Abstract:
HOXA9, an important transcription factor (TF) in hematopoiesis, is aberrantly expressed in numerous cases of both acute myeloid leukemia (AML) and acute lymphoblastic leukemia (ALL) and is a strong indicator of poor prognosis in patients. HOXA9 is a proto-oncogene which is both sufficient and necessary for leukemia transformation. HOXA9 expression in leukemia correlates with patient survival outcomes and response to therapy. Chromosomal transformations (such as NUP98-HOXA9), mutations, epigenetic dysregulation (e.g., MLL- MENIN -LEDGF complex or DOT1L/KMT4), transcription factors (such as USF1/USF2), and noncoding RNA (such as HOTTIP and HOTAIR) regulate HOXA9 mRNA and protein during leukemia.
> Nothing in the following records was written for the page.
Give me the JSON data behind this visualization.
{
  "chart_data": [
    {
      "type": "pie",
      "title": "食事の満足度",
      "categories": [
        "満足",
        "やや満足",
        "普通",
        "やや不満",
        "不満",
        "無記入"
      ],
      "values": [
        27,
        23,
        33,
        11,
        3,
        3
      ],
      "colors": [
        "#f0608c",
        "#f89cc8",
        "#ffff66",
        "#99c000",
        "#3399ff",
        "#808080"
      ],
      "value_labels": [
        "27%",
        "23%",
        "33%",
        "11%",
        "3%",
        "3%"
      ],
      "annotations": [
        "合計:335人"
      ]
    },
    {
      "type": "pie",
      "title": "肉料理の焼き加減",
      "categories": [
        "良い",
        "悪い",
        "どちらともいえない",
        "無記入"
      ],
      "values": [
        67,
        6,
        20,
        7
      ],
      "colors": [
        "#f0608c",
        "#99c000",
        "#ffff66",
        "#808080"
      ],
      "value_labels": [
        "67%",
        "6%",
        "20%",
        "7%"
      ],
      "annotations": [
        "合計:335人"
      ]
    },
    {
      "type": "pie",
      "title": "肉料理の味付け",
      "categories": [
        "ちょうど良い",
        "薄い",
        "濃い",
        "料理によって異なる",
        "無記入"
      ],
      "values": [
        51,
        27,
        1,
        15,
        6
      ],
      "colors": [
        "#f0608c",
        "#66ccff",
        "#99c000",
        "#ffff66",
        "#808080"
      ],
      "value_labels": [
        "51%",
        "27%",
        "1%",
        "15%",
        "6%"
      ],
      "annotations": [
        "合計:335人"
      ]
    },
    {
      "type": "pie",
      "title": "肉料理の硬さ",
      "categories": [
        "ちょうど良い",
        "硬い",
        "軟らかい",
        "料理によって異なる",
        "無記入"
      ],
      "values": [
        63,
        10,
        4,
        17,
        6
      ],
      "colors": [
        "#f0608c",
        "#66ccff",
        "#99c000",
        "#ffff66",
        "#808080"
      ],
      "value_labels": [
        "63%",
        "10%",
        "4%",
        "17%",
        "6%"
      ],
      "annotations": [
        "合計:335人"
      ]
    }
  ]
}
HOXA9 regulates survival, self-renewal, and progenitor cell cycle through several of its downstream target TFs including LMO2, antiapoptotic BCL2, SOX4, and receptor tyrosine kinase FLT3 and STAT5. This dynamic and multilayered HOXA9 regulome provides new therapeutic opportunities, including inhibitors targeting DOT1L/KMT4, MENIN, NPM1, and ENL proteins. Recent findings also suggest that HOXA9 maintains leukemia by actively repressing myeloid differentiation genes. This chapter summarizes the recent advances understanding biochemical mechanisms underlying HOXA9-mediated leukemogenesis, the clinical significance of its abnormal expression, and pharmacological approaches to treat HOXA9-driven leukemia.
摘要:
HOXA9是造血中的重要转录因子(TF),在急性髓性白血病(AML)和急性淋巴细胞白血病(ALL)的许多病例中异常表达,是患者预后不良的有力指标。HOXA9是一种原癌基因,对于白血病转化既足够又必需。白血病中的HOXA9表达与患者生存结果和对治疗的反应相关。染色体转化(如NUP98-HOXA9),突变,表观遗传失调(例如,MLL-MENIN-LEDGF复合物或DOT1L/KMT4),转录因子(如USF1/USF2),非编码RNA(如HOTTIP和HOTAIR)在白血病期间调节HOXA9mRNA和蛋白。HOXA9调节生存,自我更新,和祖细胞周期通过其几个下游靶TFs,包括LMO2,抗凋亡BCL2,SOX4和受体酪氨酸激酶FLT3和STAT5。这种动态的多层HOXA9调节组提供了新的治疗机会,包括靶向DOT1L/KMT4,MENIN,NPM1和ENL蛋白。最近的发现还表明HOXA9通过积极抑制髓样分化基因来维持白血病。本章总结了对HOXA9介导的白血病发生的生化机制的最新进展,其异常表达的临床意义,以及治疗HOXA9驱动的白血病的药理学方法。